Humor

A Single’s Guide to a Stereotypical Valentine’s Day

Are you tired of having normal, basic, extremely awkward Valentine’s Days? Tired of seeing and thinking about all your friends and family in happy relationships? Disgusted by all the cheesy traditions that come with the holiday? Well too bad, this year we’re doing the exact same thing.

Step 1.

As you wake up to the day of luvvvvvv, think about everyone in your life who is happily in a relationship. How they get to spend the day with the person they most luvvvvvv in the world, so much so they basically forget you even exist for 24 hours (unless, of course, they already have because let’s face it, you aren’t the most sociable). Of course, avoid all thoughts of how you are alone and isolated on the day that celebrates romantic relationships. You will also want to avoid all thoughts of how you hate being single and have to console yourself by saving money and by finding happiness in your freedom. If you find yourself down, go on social media and cheer yourself up by seeing all your friends happiness as you sit on your couch in a bathrobe holding a mug of coffee you accidentally added earl gray tea to.

Step 2.

Get heart-shaped chocolates. Sure, they are cliché. Sure they taste terrible and the only reason we love them is the shape. Sure they for some reason have ten times the calories per bite than normal chocolates. Sure most people hate getting them as presents. But we want the most stereotypical valentines day ever, so of course, we need to get these truffles of weird cholesterol-raising chemicals you should NEVER Google. Valentines Day is a day of eating enough of these “chocolates” to make ourselves sick, not day of being health conscious. Think of it as preparation for Halloween.

Step 3.

So it’s sometime in the mid-afternoon. You’ve gone on social media, which helped your VDD (Valentine’s Day Depression) somewhat and thrown up about three times from the chocolates. You’re considering either calling a therapist or downloading Tinder. Well, I have a cheaper option for you: flowers and balloons. No one has ever gone wrong with these two items. Sure they may spawn an uncontrollable spending spree that will lead to a midlife crisis, but that only happens 97.89% of the time, so I think we are safe!

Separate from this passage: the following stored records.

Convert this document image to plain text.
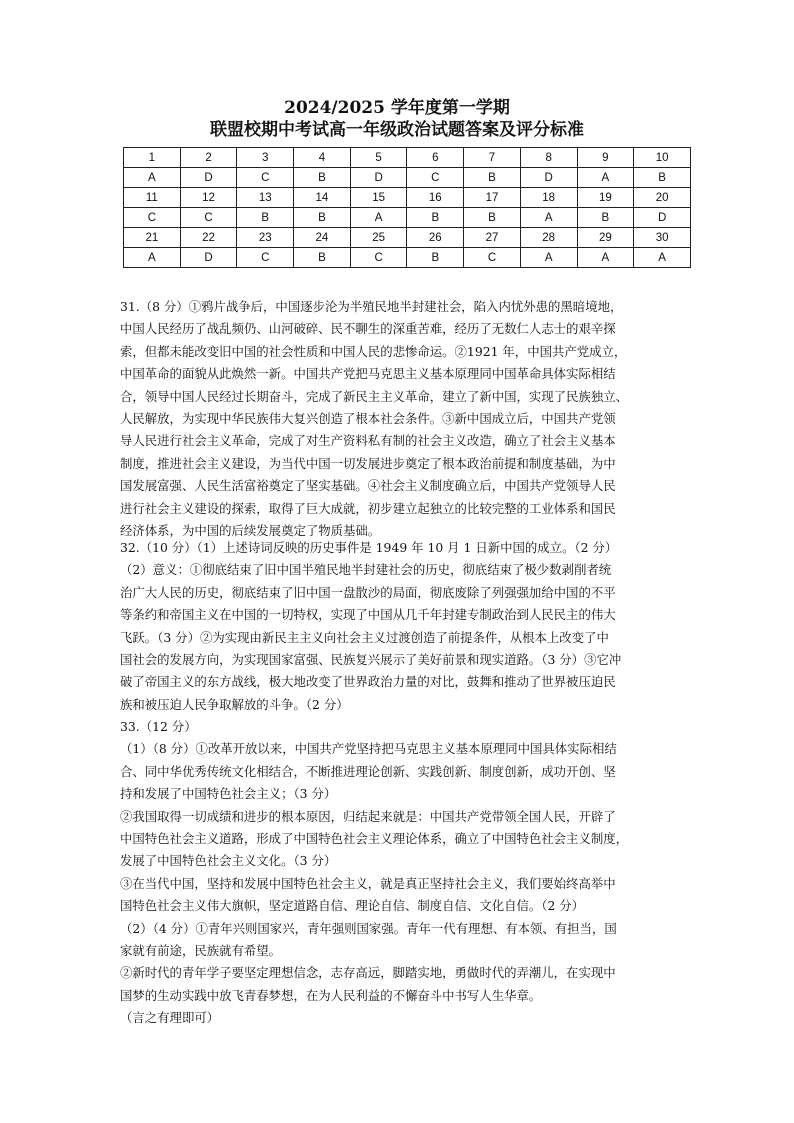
2024/2025 学年度第一学期
联盟校期中考试高一年级政治试题答案及评分标准
1	2	3	4	5	6	7	8	9	10
A	D	C	B	D	C	B	D	A	B
11	12	13	14	15	16	17	18	19	20
C	C	B	B	A	B	B	A	B	D
21	22	23	24	25	26	27	28	29	30
A	D	C	B	C	B	C	A	A	A

31.（8 分）①鸦片战争后，中国逐步沦为半殖民地半封建社会，陷入内忧外患的黑暗境地，

中国人民经历了战乱频仍、山河破碎、民不聊生的深重苦难，经历了无数仁人志士的艰辛探

索，但都未能改变旧中国的社会性质和中国人民的悲惨命运。②1921 年，中国共产党成立，

中国革命的面貌从此焕然一新。中国共产党把马克思主义基本原理同中国革命具体实际相结

合，领导中国人民经过长期奋斗，完成了新民主主义革命，建立了新中国，实现了民族独立、

人民解放，为实现中华民族伟大复兴创造了根本社会条件。③新中国成立后，中国共产党领

导人民进行社会主义革命，完成了对生产资料私有制的社会主义改造，确立了社会主义基本

制度，推进社会主义建设，为当代中国一切发展进步奠定了根本政治前提和制度基础，为中

国发展富强、人民生活富裕奠定了坚实基础。④社会主义制度确立后，中国共产党领导人民

进行社会主义建设的探索，取得了巨大成就，初步建立起独立的比较完整的工业体系和国民

经济体系，为中国的后续发展奠定了物质基础。

32.（10 分）（1）上述诗词反映的历史事件是 1949 年 10 月 1 日新中国的成立。（2 分）

（2）意义：①彻底结束了旧中国半殖民地半封建社会的历史，彻底结束了极少数剥削者统

治广大人民的历史，彻底结束了旧中国一盘散沙的局面，彻底废除了列强强加给中国的不平

等条约和帝国主义在中国的一切特权，实现了中国从几千年封建专制政治到人民民主的伟大

飞跃。（3 分）②为实现由新民主主义向社会主义过渡创造了前提条件，从根本上改变了中

国社会的发展方向，为实现国家富强、民族复兴展示了美好前景和现实道路。（3 分）③它冲

破了帝国主义的东方战线，极大地改变了世界政治力量的对比，鼓舞和推动了世界被压迫民

族和被压迫人民争取解放的斗争。（2 分）

33.（12 分）

（1）（8 分）①改革开放以来，中国共产党坚持把马克思主义基本原理同中国具体实际相结

合、同中华优秀传统文化相结合，不断推进理论创新、实践创新、制度创新，成功开创、坚

持和发展了中国特色社会主义；（3 分）

②我国取得一切成绩和进步的根本原因，归结起来就是：中国共产党带领全国人民，开辟了

中国特色社会主义道路，形成了中国特色社会主义理论体系，确立了中国特色社会主义制度，

发展了中国特色社会主义文化。（3 分）

③在当代中国，坚持和发展中国特色社会主义，就是真正坚持社会主义，我们要始终高举中

国特色社会主义伟大旗帜，坚定道路自信、理论自信、制度自信、文化自信。（2 分）

（2）（4 分）①青年兴则国家兴，青年强则国家强。青年一代有理想、有本领、有担当，国

家就有前途，民族就有希望。

②新时代的青年学子要坚定理想信念，志存高远，脚踏实地，勇做时代的弄潮儿，在实现中

国梦的生动实践中放飞青春梦想，在为人民利益的不懈奋斗中书写人生华章。

（言之有理即可）
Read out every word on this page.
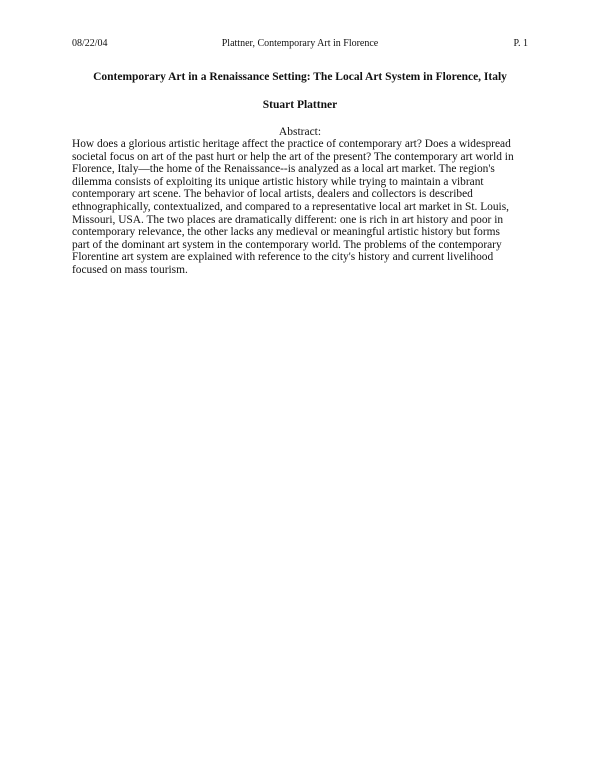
08/22/04	Plattner, Contemporary Art in Florence	P. 1
Contemporary Art in a Renaissance Setting: The Local Art System in Florence, Italy
Stuart Plattner
Abstract:

How does a glorious artistic heritage affect the practice of contemporary art? Does a widespread
societal focus on art of the past hurt or help the art of the present? The contemporary art world in
Florence, Italy—the home of the Renaissance--is analyzed as a local art market. The region's
dilemma consists of exploiting its unique artistic history while trying to maintain a vibrant
contemporary art scene. The behavior of local artists, dealers and collectors is described
ethnographically, contextualized, and compared to a representative local art market in St. Louis,
Missouri, USA. The two places are dramatically different: one is rich in art history and poor in
contemporary relevance, the other lacks any medieval or meaningful artistic history but forms
part of the dominant art system in the contemporary world. The problems of the contemporary
Florentine art system are explained with reference to the city's history and current livelihood
focused on mass tourism.
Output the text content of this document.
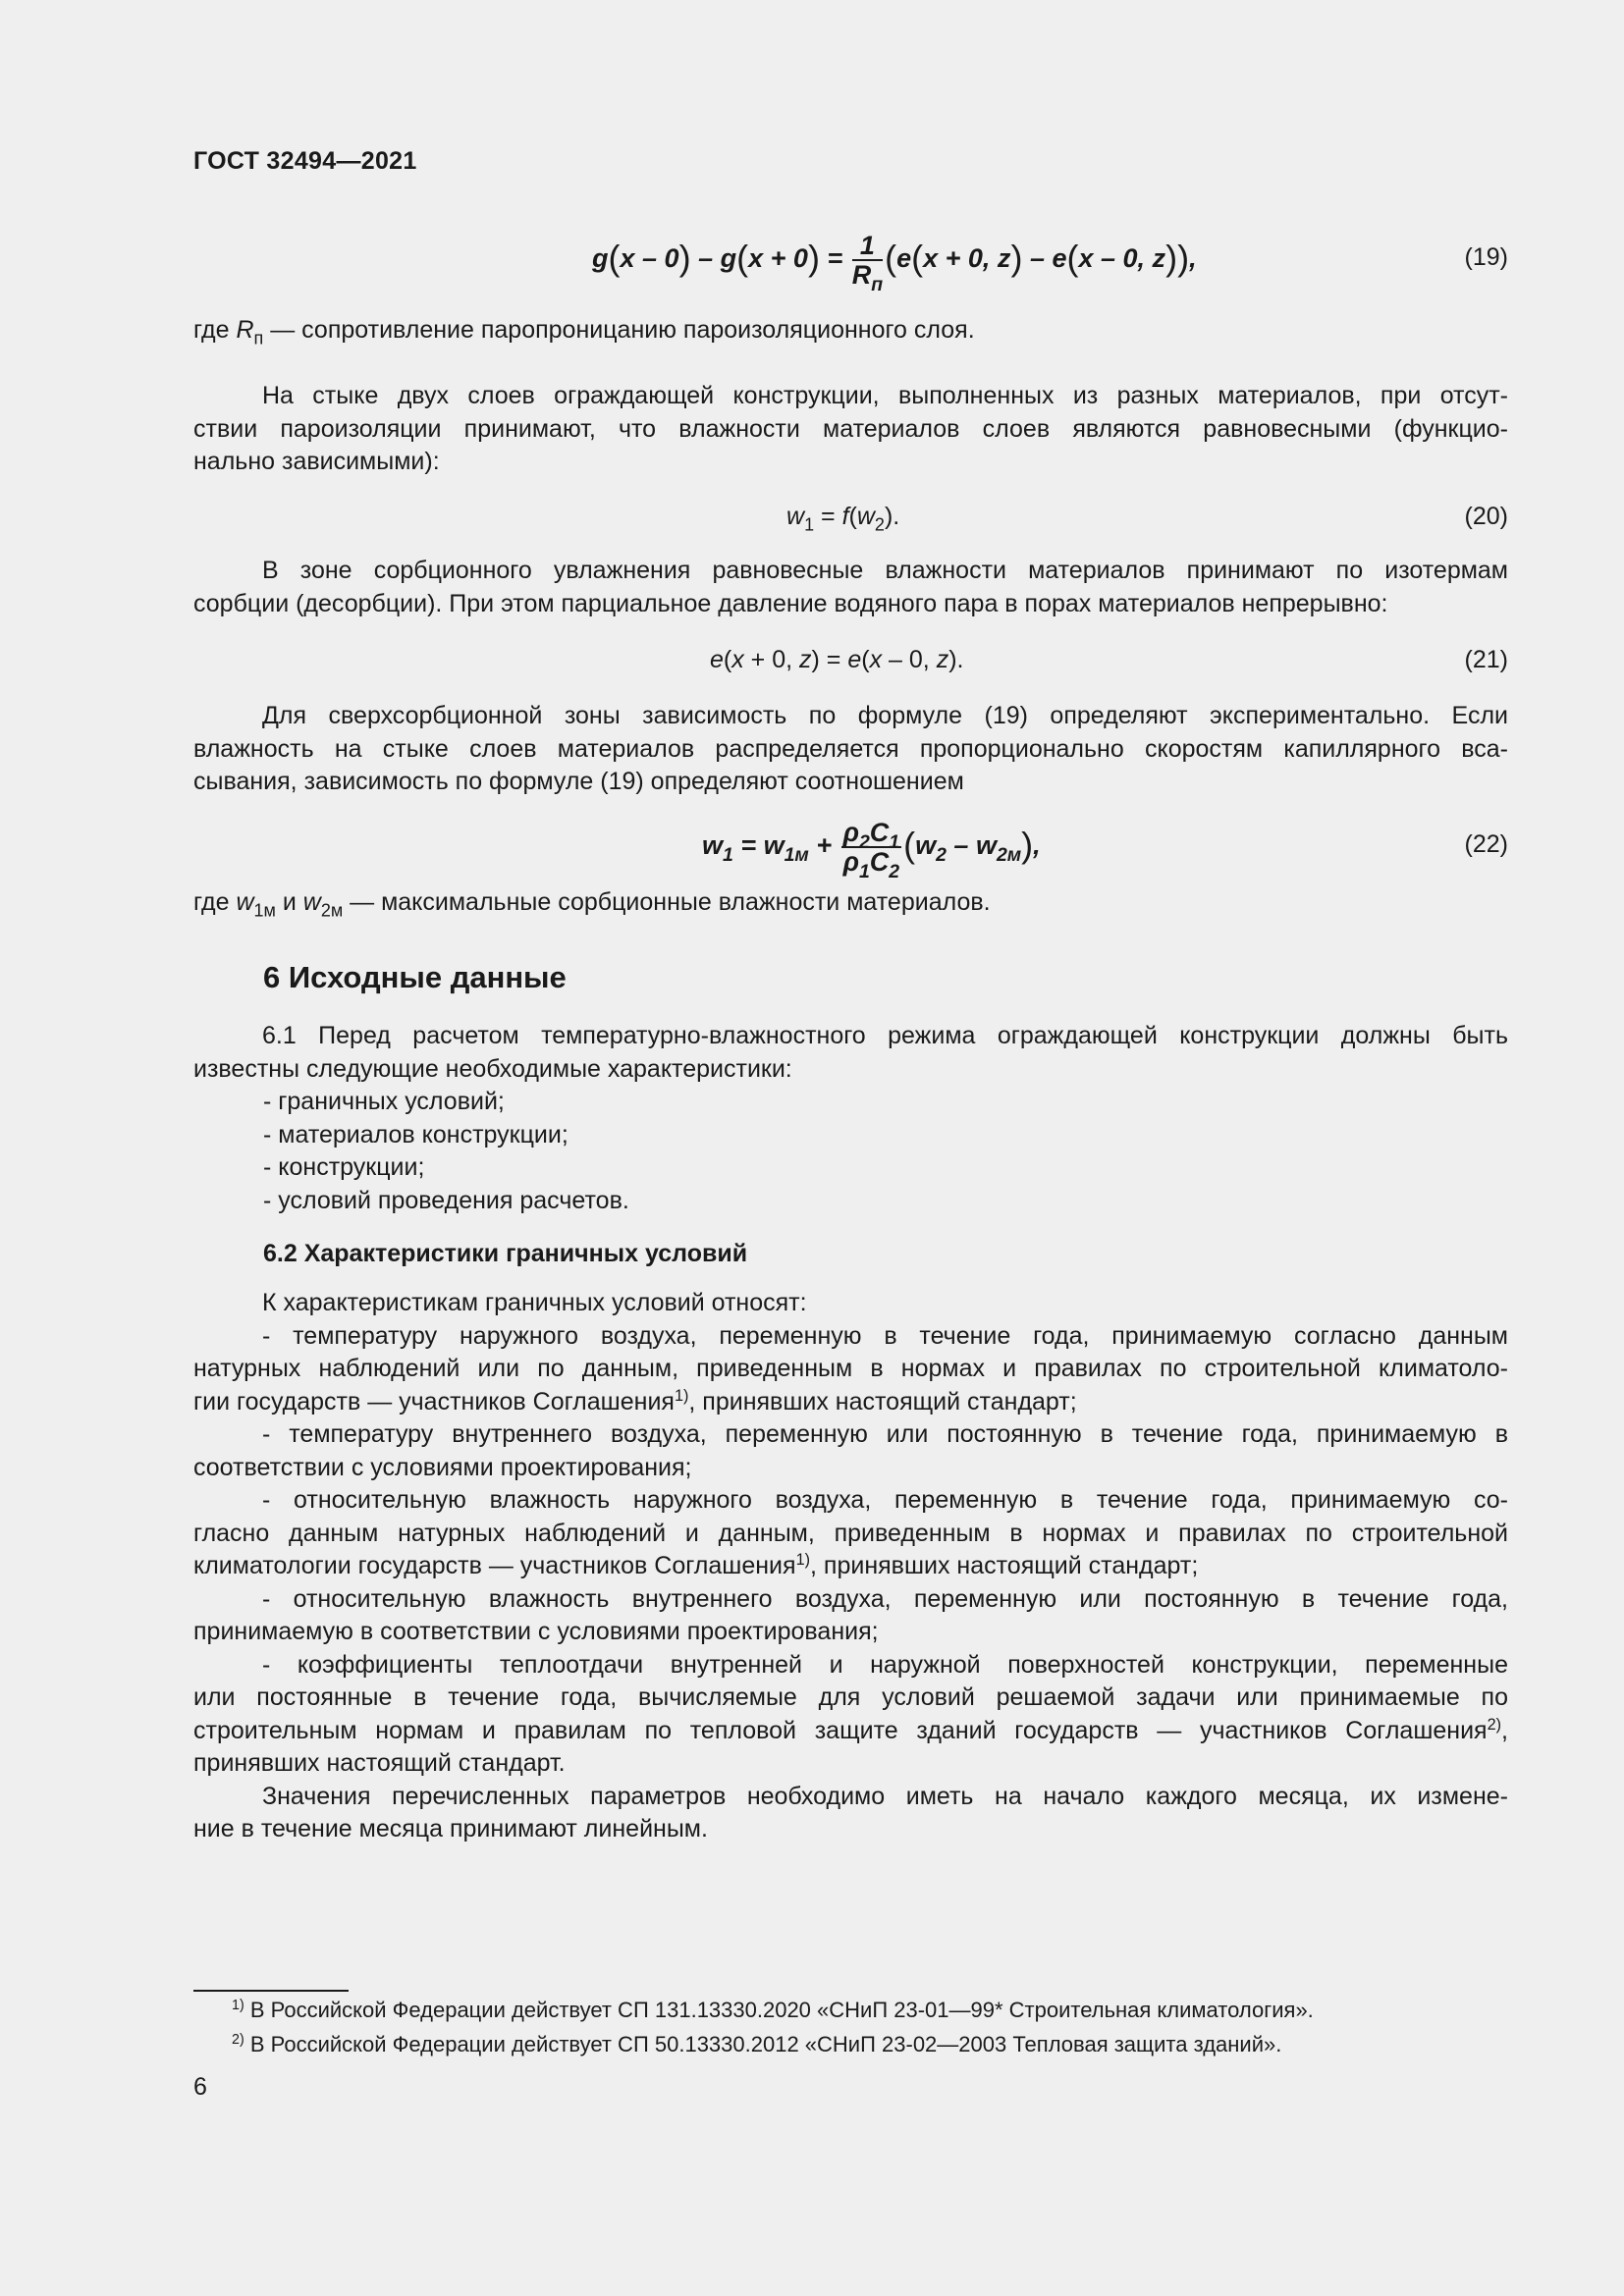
ГОСТ 32494—2021
$g(x - 0) - g(x + 0) = \frac{1}{R_п} (e(x + 0$, z) – e(x – 0, z)),	(19)
где $R_п$ — сопротивление паропроницанию пароизоляционного слоя.
На стыке двух слоев ограждающей конструкции, выполненных из разных материалов, при отсут-
ствии пароизоляции принимают, что влажности материалов слоев являются равновесными (функцио-
нально зависимыми):
$w_1 = f(w_2)$.	(20)
В зоне сорбционного увлажнения равновесные влажности материалов принимают по изотермам
сорбции (десорбции). При этом парциальное давление водяного пара в порах материалов непрерывно:
e(x + 0, z) = e(x – 0, z).	(21)
Для сверхсорбционной зоны зависимость по формуле (19) определяют экспериментально. Если
влажность на стыке слоев материалов распределяется пропорционально скоростям капиллярного вса-
сывания, зависимость по формуле (19) определяют соотношением
$w_1 = w_{1м} + \frac{\rho_2C_1}{\rho_1C_2} (w_2 - w_{2м})$,	(22)
где $w_{1м}$ и $w_{2м}$ — максимальные сорбционные влажности материалов.
6 Исходные данные
6.1 Перед расчетом температурно-влажностного режима ограждающей конструкции должны быть
известны следующие необходимые характеристики:
- граничных условий;
- материалов конструкции;
- конструкции;
- условий проведения расчетов.
6.2 Характеристики граничных условий
К характеристикам граничных условий относят:
- температуру наружного воздуха, переменную в течение года, принимаемую согласно данным
натурных наблюдений или по данным, приведенным в нормах и правилах по строительной климатоло-
гии государств — участников Соглашения$^{1)}$, принявших настоящий стандарт;
- температуру внутреннего воздуха, переменную или постоянную в течение года, принимаемую в
соответствии с условиями проектирования;
- относительную влажность наружного воздуха, переменную в течение года, принимаемую со-
гласно данным натурных наблюдений и данным, приведенным в нормах и правилах по строительной
климатологии государств — участников Соглашения$^{1)}$, принявших настоящий стандарт;
- относительную влажность внутреннего воздуха, переменную или постоянную в течение года,
принимаемую в соответствии с условиями проектирования;
- коэффициенты теплоотдачи внутренней и наружной поверхностей конструкции, переменные
или постоянные в течение года, вычисляемые для условий решаемой задачи или принимаемые по
строительным нормам и правилам по тепловой защите зданий государств — участников Соглашения$^{2)}$,
принявших настоящий стандарт.
Значения перечисленных параметров необходимо иметь на начало каждого месяца, их измене-
ние в течение месяца принимают линейным.
$^{1)}$ В Российской Федерации действует СП 131.13330.2020 «СНиП 23-01—99* Строительная климатология».
$^{2)}$ В Российской Федерации действует СП 50.13330.2012 «СНиП 23-02—2003 Тепловая защита зданий».
6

If you follow these three simple steps, you will have the most common basic, normal valentines day anyone has ever had. I mean, who doesn’t like to do what every single other person on the face of this earth does?

 

P.S. VDD is a commonly occurring disorder. Even if you did everything you could to avoid it by following the steps above, if you did end up with it call 1-800-GET-HELP or 1-800-U-NEEDIT.

4 Comments

  1. i as a spelling/grammar ocd person need to point out that it’s “they’re” not “their” ><

  2. “If you find yourself down, go on social media and cheer yourself up by seeing all your friends happiness as you sit on your couch in a bathrobe holding a mug of coffee you accidentally added earl gray tea to…”

  3. Oh my gosh!!! Meeeeeeeeee!!!!!!!!!!